The Department of Labor's Employee Benefits Security Administration, in issuing its first cybersecurity guidance, made clear a point that was only previously assumed: that under the Employee Retirement Income Security Act, making reasonable efforts to mitigate cyberthreats are part of a retirement plan fiduciary's responsibilities.
And while initial impressions of the guidance were positive, some stakeholders would like to see more, including a formal rule-making process with the opportunity to provide comments.
After months of back and forth with stakeholders and a report from the Government Accountability Office with tailored cybersecurity recommendations, the Labor Department on April 14 unveiled a three-piece guidance package detailing best practices for maintaining cybersecurity for plan sponsors, plan fiduciaries, record keepers and plan participants.
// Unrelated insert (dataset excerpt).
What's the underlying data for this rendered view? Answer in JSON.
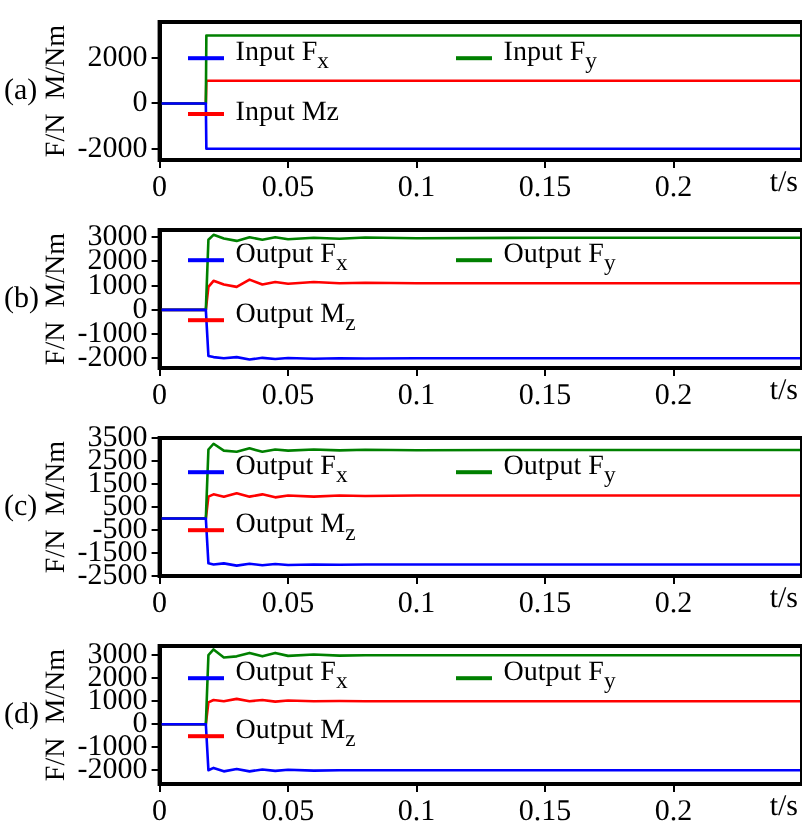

Plan sponsors welcome the guidance — which offers tips as opposed to orders — especially because the Labor Department has been asking plans under audit about their cybersecurity procedures, said Will Hansen, Arlington, Va.-based executive director of the Plan Sponsor Council of America and chief government affairs officer at the American Retirement Association. The guidance provides "more insight into what the Department of Labor thinks are best practices for plan sponsors to engage in analyzing their record keepers and service providers on what are the best cybersecurity practices," Mr. Hansen said.
The first piece of guidance included tips for plan sponsors and fiduciaries on how to select a service provider with strong cybersecurity practices and how to monitor their activities. The tips include asking whether the service provider has experienced past security breaches, what happened and how the service provider responded, and making sure any contract with a service provider requires ongoing compliance with cybersecurity and information security standards.
The second piece of guidance was a list of 12 cybersecurity program best practices for plan sponsors and record keepers, such as having a reliable annual third-party audit of security controls and ensuring that any assets or data stored in a cloud or managed by a third-party service provider are subject to appropriate security reviews and independent security assessments.
The final piece was a set of online security tips for participants and beneficiaries when accessing a retirement account.